I think the move number is typo-d, it's using the halfmove clock instead of 50-move rule counter (which I assume is the intention). We also theoretically don't need the side to move because we can flip the board and invert the colors, so the side to move is always on the bottom and has king on the right. Alternatively we can augment the dataset x2 by applying this transformation, but I think the dimensionality reduction with x2 learning rate is at least equivalent (and probably better). (It doesn't work for Go because of the 7.5 komi rule)

I think we're also missing castling.

Another idea: shuffle training data to avoid overfitting to one game

How is the policy vector represented?

evalon32 commented 6 years ago

Regarding the move number, I can't speak to the intention, but for what it's worth, the AlphaZero paper lists both the move number and the "no progress counter" as inputs (although I can't imagine why: the only way the move number plays any role is in tournament time controls, and times aren't inputs anyway).

In addition to castling availability (4 bits), I think we're missing en passant availability (16 bits, or just 8 bits with the color-flipping dimensionality reduction). In theory, en passant availability is derivative of the previous board state, but I suspect it's better to have it as a direct input.

Lastly, I've been trying to understand the motivation for using previous states as input.
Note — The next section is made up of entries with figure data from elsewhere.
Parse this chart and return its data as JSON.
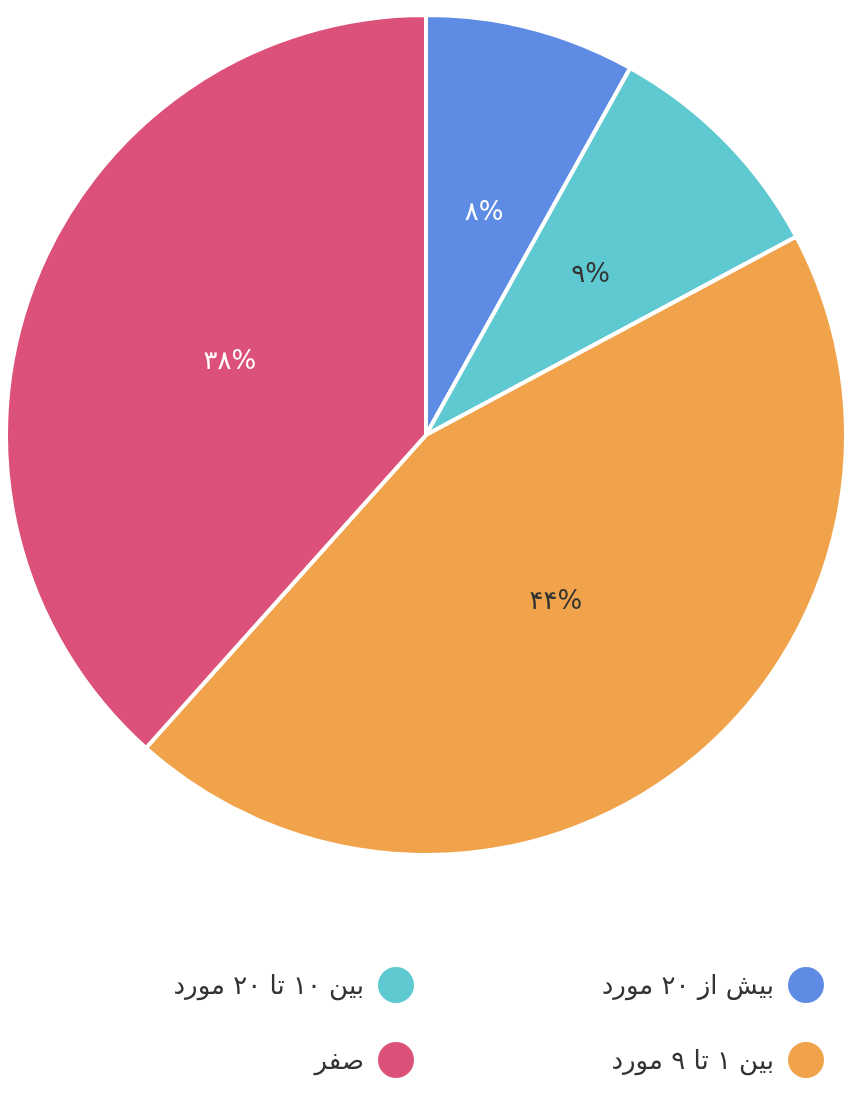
{
  "chart_data": {
    "type": "pie",
    "categories": [
      "بیش از ۲۰ مورد",
      "بین ۱۰ تا ۲۰ مورد",
      "بین ۱ تا ۹ مورد",
      "صفر"
    ],
    "values": [
      8,
      9,
      44,
      38
    ],
    "colors": [
      "#5e8ce5",
      "#5ec9d1",
      "#f0a34b",
      "#dc5179"
    ],
    "value_labels": [
      "۸%",
      "۹%",
      "۴۴%",
      "۳۸%"
    ],
    "legend": "bottom"
  }
}
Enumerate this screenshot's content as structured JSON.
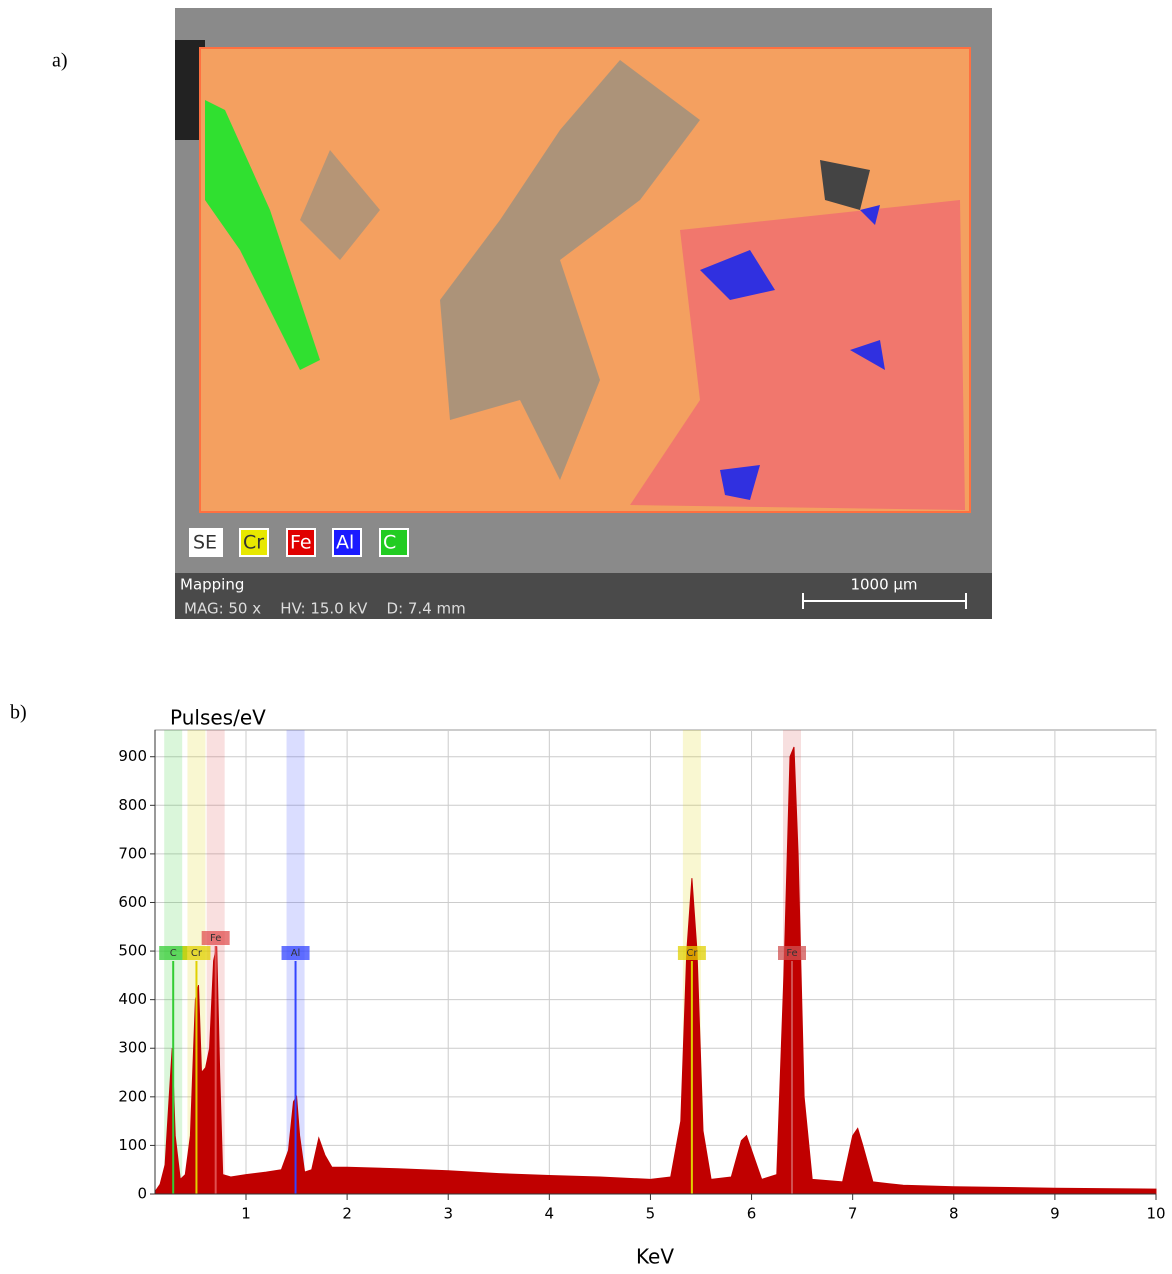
{
  "image_panel": {
    "label": "a)",
    "legend": [
      {
        "label": "SE",
        "color": "#ffffff"
      },
      {
        "label": "Cr",
        "color": "#e8e800"
      },
      {
        "label": "Fe",
        "color": "#e00000"
      },
      {
        "label": "Al",
        "color": "#1a1aff"
      },
      {
        "label": "C",
        "color": "#22cc22"
      }
    ],
    "info_title": "Mapping",
    "info": "MAG: 50 x    HV: 15.0 kV    D: 7.4 mm",
    "scale_bar": "1000 µm"
  },
  "chart_data": {
    "type": "area",
    "panel_label": "b)",
    "y_label": "Pulses/eV",
    "x_label": "KeV",
    "color": "#c00000",
    "x": [
      0.1,
      0.15,
      0.2,
      0.24,
      0.27,
      0.3,
      0.35,
      0.4,
      0.45,
      0.5,
      0.53,
      0.56,
      0.6,
      0.64,
      0.68,
      0.71,
      0.74,
      0.77,
      0.85,
      1.0,
      1.2,
      1.35,
      1.42,
      1.47,
      1.5,
      1.53,
      1.58,
      1.65,
      1.72,
      1.78,
      1.85,
      2.0,
      2.5,
      3.0,
      3.5,
      4.0,
      4.5,
      5.0,
      5.2,
      5.3,
      5.36,
      5.41,
      5.46,
      5.52,
      5.6,
      5.8,
      5.9,
      5.95,
      6.0,
      6.1,
      6.25,
      6.32,
      6.38,
      6.42,
      6.46,
      6.52,
      6.6,
      6.9,
      7.0,
      7.05,
      7.1,
      7.2,
      7.5,
      8,
      9,
      10
    ],
    "values": [
      5,
      20,
      60,
      200,
      300,
      120,
      30,
      40,
      120,
      400,
      430,
      250,
      260,
      300,
      480,
      510,
      250,
      40,
      35,
      40,
      45,
      50,
      90,
      190,
      200,
      120,
      45,
      50,
      115,
      80,
      55,
      55,
      52,
      48,
      42,
      38,
      35,
      30,
      35,
      150,
      500,
      650,
      500,
      130,
      30,
      35,
      110,
      120,
      90,
      30,
      40,
      450,
      900,
      920,
      700,
      200,
      30,
      25,
      120,
      135,
      100,
      25,
      18,
      15,
      12,
      10
    ],
    "markers": [
      {
        "label": "C",
        "x": 0.28,
        "color": "#33cc33"
      },
      {
        "label": "Cr",
        "x": 0.51,
        "color": "#e0d000"
      },
      {
        "label": "Fe",
        "x": 0.7,
        "color": "#e05050"
      },
      {
        "label": "Al",
        "x": 1.49,
        "color": "#3344ff"
      },
      {
        "label": "Cr",
        "x": 5.41,
        "color": "#e0d000"
      },
      {
        "label": "Fe",
        "x": 6.4,
        "color": "#d05050"
      }
    ],
    "xlim": [
      0.1,
      10
    ],
    "ylim": [
      0,
      955
    ],
    "xticks": [
      1,
      2,
      3,
      4,
      5,
      6,
      7,
      8,
      9,
      10
    ],
    "yticks": [
      0,
      100,
      200,
      300,
      400,
      500,
      600,
      700,
      800,
      900
    ],
    "grid": true
  }
}
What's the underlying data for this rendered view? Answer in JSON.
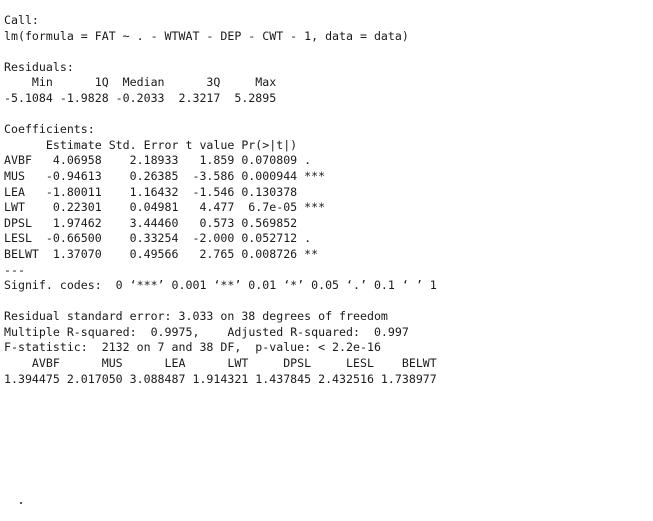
{
  "call": {
    "header": "Call:",
    "formula": "lm(formula = FAT ~ . - WTWAT - DEP - CWT - 1, data = data)"
  },
  "residuals": {
    "header": "Residuals:",
    "labels": "    Min      1Q  Median      3Q     Max ",
    "values": "-5.1084 -1.9828 -0.2033  2.3217  5.2895 "
  },
  "coefficients": {
    "header": "Coefficients:",
    "column_header": "      Estimate Std. Error t value Pr(>|t|)    ",
    "rows": [
      "AVBF   4.06958    2.18933   1.859 0.070809 .  ",
      "MUS   -0.94613    0.26385  -3.586 0.000944 ***",
      "LEA   -1.80011    1.16432  -1.546 0.130378    ",
      "LWT    0.22301    0.04981   4.477  6.7e-05 ***",
      "DPSL   1.97462    3.44460   0.573 0.569852    ",
      "LESL  -0.66500    0.33254  -2.000 0.052712 .  ",
      "BELWT  1.37070    0.49566   2.765 0.008726 ** "
    ],
    "separator": "---",
    "signif_codes": "Signif. codes:  0 ‘***’ 0.001 ‘**’ 0.01 ‘*’ 0.05 ‘.’ 0.1 ‘ ’ 1"
  },
  "summary": {
    "residual_se": "Residual standard error: 3.033 on 38 degrees of freedom",
    "r_squared": "Multiple R-squared:  0.9975,\tAdjusted R-squared:  0.997 ",
    "f_statistic": "F-statistic:  2132 on 7 and 38 DF,  p-value: < 2.2e-16"
  },
  "vif": {
    "names": "    AVBF      MUS      LEA      LWT     DPSL     LESL    BELWT ",
    "values": "1.394475 2.017050 3.088487 1.914321 1.437845 2.432516 1.738977 "
  }
}
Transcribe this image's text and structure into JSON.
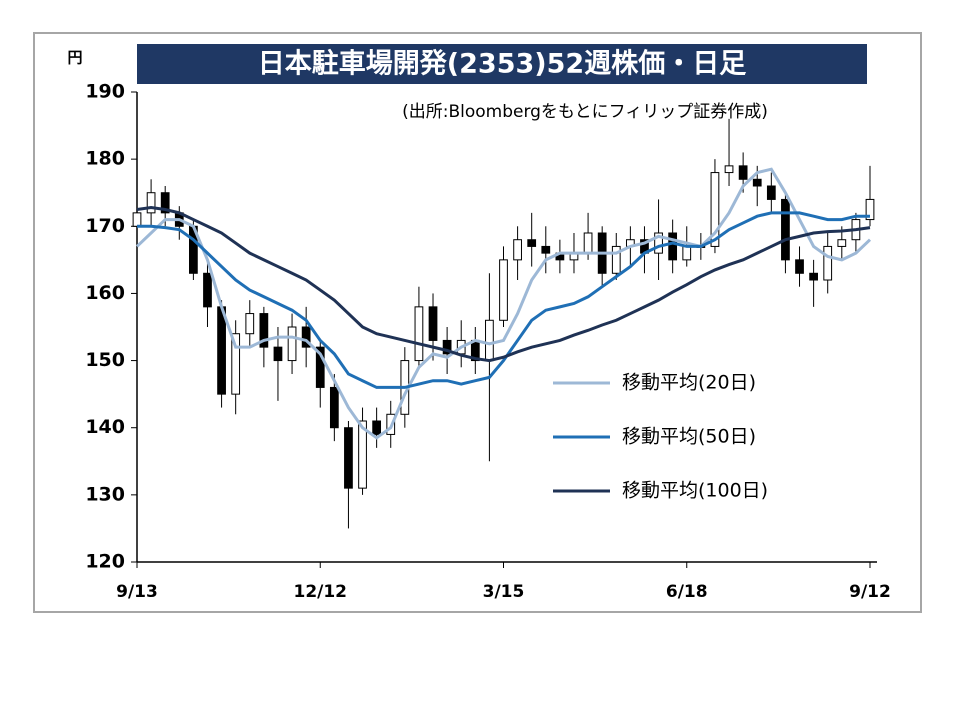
{
  "chart_data": {
    "type": "candlestick",
    "title": "日本駐車場開発(2353)52週株価・日足",
    "y_unit": "円",
    "annotation": "(出所:Bloombergをもとにフィリップ証券作成)",
    "categories": [
      "9/13",
      null,
      null,
      null,
      null,
      null,
      null,
      null,
      null,
      null,
      null,
      null,
      null,
      "12/12",
      null,
      null,
      null,
      null,
      null,
      null,
      null,
      null,
      null,
      null,
      null,
      null,
      "3/15",
      null,
      null,
      null,
      null,
      null,
      null,
      null,
      null,
      null,
      null,
      null,
      null,
      "6/18",
      null,
      null,
      null,
      null,
      null,
      null,
      null,
      null,
      null,
      null,
      null,
      null,
      "9/12"
    ],
    "open": [
      170,
      172,
      175,
      172,
      170,
      163,
      158,
      145,
      154,
      157,
      152,
      150,
      155,
      152,
      146,
      140,
      131,
      141,
      139,
      142,
      150,
      158,
      153,
      151,
      153,
      150,
      156,
      165,
      168,
      167,
      166,
      165,
      166,
      169,
      163,
      167,
      168,
      166,
      169,
      165,
      167,
      167,
      178,
      179,
      177,
      176,
      174,
      165,
      163,
      162,
      167,
      168,
      171
    ],
    "high": [
      173,
      177,
      176,
      173,
      171,
      165,
      159,
      156,
      159,
      158,
      155,
      157,
      158,
      153,
      148,
      141,
      143,
      143,
      144,
      152,
      161,
      160,
      155,
      156,
      155,
      163,
      167,
      170,
      172,
      170,
      168,
      169,
      172,
      170,
      169,
      170,
      170,
      174,
      171,
      170,
      169,
      180,
      186,
      181,
      179,
      178,
      175,
      167,
      165,
      169,
      170,
      172,
      179
    ],
    "low": [
      168,
      170,
      170,
      168,
      162,
      155,
      143,
      142,
      152,
      149,
      144,
      148,
      149,
      143,
      138,
      125,
      130,
      137,
      137,
      140,
      149,
      150,
      148,
      149,
      148,
      135,
      155,
      162,
      164,
      163,
      163,
      163,
      165,
      161,
      162,
      164,
      163,
      162,
      163,
      164,
      165,
      166,
      176,
      175,
      173,
      172,
      163,
      161,
      158,
      160,
      165,
      166,
      170
    ],
    "close": [
      172,
      175,
      172,
      170,
      163,
      158,
      145,
      154,
      157,
      152,
      150,
      155,
      152,
      146,
      140,
      131,
      141,
      139,
      142,
      150,
      158,
      153,
      151,
      153,
      150,
      156,
      165,
      168,
      167,
      166,
      165,
      166,
      169,
      163,
      167,
      168,
      166,
      169,
      165,
      167,
      167,
      178,
      179,
      177,
      176,
      174,
      165,
      163,
      162,
      167,
      168,
      171,
      174
    ],
    "series": [
      {
        "name": "移動平均(20日)",
        "color": "#9db8d6",
        "values": [
          167,
          169,
          171,
          171,
          170,
          165,
          158,
          152,
          152,
          153,
          153.5,
          153.5,
          153,
          151,
          147,
          143,
          140,
          138.5,
          140,
          145,
          149,
          151,
          150.5,
          152,
          153,
          152.5,
          153,
          157,
          162,
          165,
          166,
          166,
          166,
          166,
          166,
          167,
          167.5,
          168.5,
          168,
          167.5,
          167,
          169,
          172,
          176,
          178,
          178.5,
          175,
          171,
          167,
          165.5,
          165,
          166,
          168
        ]
      },
      {
        "name": "移動平均(50日)",
        "color": "#1f6fb5",
        "values": [
          170,
          170,
          169.8,
          169.5,
          168,
          166,
          164,
          162,
          160.5,
          159.5,
          158.5,
          157.5,
          156,
          153,
          151,
          148,
          147,
          146,
          146,
          146,
          146.5,
          147,
          147,
          146.5,
          147,
          147.5,
          150,
          153,
          156,
          157.5,
          158,
          158.5,
          159.5,
          161,
          162.5,
          164,
          166,
          167,
          167.5,
          167,
          167,
          168,
          169.5,
          170.5,
          171.5,
          172,
          172,
          172,
          171.5,
          171,
          171,
          171.5,
          171.5
        ]
      },
      {
        "name": "移動平均(100日)",
        "color": "#1f3255",
        "values": [
          172.5,
          172.8,
          172.5,
          172,
          171,
          170,
          169,
          167.5,
          166,
          165,
          164,
          163,
          162,
          160.5,
          159,
          157,
          155,
          154,
          153.5,
          153,
          152.5,
          152,
          151.5,
          150.8,
          150.3,
          150,
          150.5,
          151.3,
          152,
          152.5,
          153,
          153.8,
          154.5,
          155.3,
          156,
          157,
          158,
          159,
          160.2,
          161.3,
          162.5,
          163.5,
          164.3,
          165,
          166,
          167,
          168,
          168.5,
          169,
          169.2,
          169.3,
          169.5,
          169.8
        ]
      }
    ],
    "ylim": [
      120,
      190
    ],
    "yticks": [
      120,
      130,
      140,
      150,
      160,
      170,
      180,
      190
    ],
    "up_color": "#ffffff",
    "down_color": "#000000"
  }
}
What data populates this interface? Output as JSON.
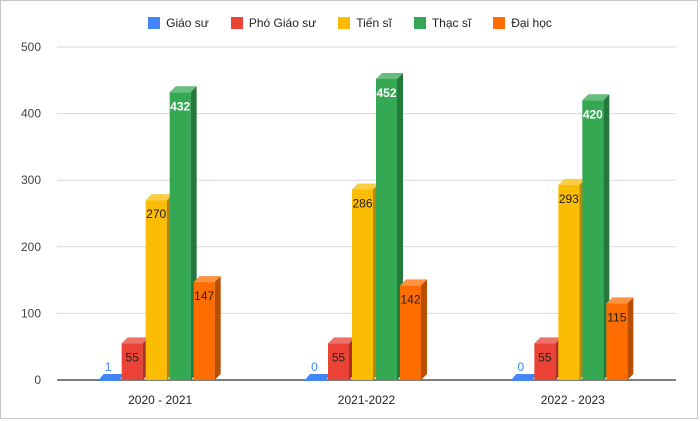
{
  "chart_data": {
    "type": "bar",
    "style": "3d-column",
    "categories": [
      "2020 - 2021",
      "2021-2022",
      "2022 - 2023"
    ],
    "series": [
      {
        "name": "Giáo sư",
        "color": "#4285f4",
        "values": [
          1,
          0,
          0
        ]
      },
      {
        "name": "Phó Giáo sư",
        "color": "#ea4335",
        "values": [
          55,
          55,
          55
        ]
      },
      {
        "name": "Tiến sĩ",
        "color": "#fbbc04",
        "values": [
          270,
          286,
          293
        ]
      },
      {
        "name": "Thạc sĩ",
        "color": "#34a853",
        "values": [
          432,
          452,
          420
        ]
      },
      {
        "name": "Đại học",
        "color": "#ff6d01",
        "values": [
          147,
          142,
          115
        ]
      }
    ],
    "ylim": [
      0,
      500
    ],
    "yticks": [
      0,
      100,
      200,
      300,
      400,
      500
    ],
    "grid": true,
    "legend_position": "top",
    "title": "",
    "xlabel": "",
    "ylabel": ""
  }
}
It seems like a huge additional cost for a dubious benefit. Let me make a strawman suggestion: Network A is trained on all the inputs that AlphaZero used. Network B is trained on current board state + castling/en passant availability and no other inputs. Can anyone explain what's the advantage of A over B?

Akababa commented 6 years ago

I don't know what goes on in NNs between the first and last layer (and I think very few people do...) so it's good to try everything. With that being said: I think it gives the network a sort of "history heuristic" in case the inputs display some sort of temporal locality; also the last 8 positions help to encode en passant and 3-time-repetition (most of the time). I believe heuristics like this would make training faster at the beginning but the network should rule it out asymptotically (no difference in the long run). In my opinion the same goes for any feature with positive correlation but no causation. There are a few people trying out different inputs, for example I'm using a "side to move always on bottom" representation and I think @benediamond is emulating the most recent AZ as closely as possible.

Also: I like to keep in mind how many weights are in each layer. I was surprised the first time I actually counted and found out 90% of them are in the last layer! Empirically I guess this means it rarely hurts to add more inputs because there aren't too many weights up front anyway.

benediamond commented 6 years ago

Yes, I think the main idea is drawing by 3-move repetition--though this too is strange, because each frame in the 8-state history also includes how many times that position has repeated. I sympathize with the point.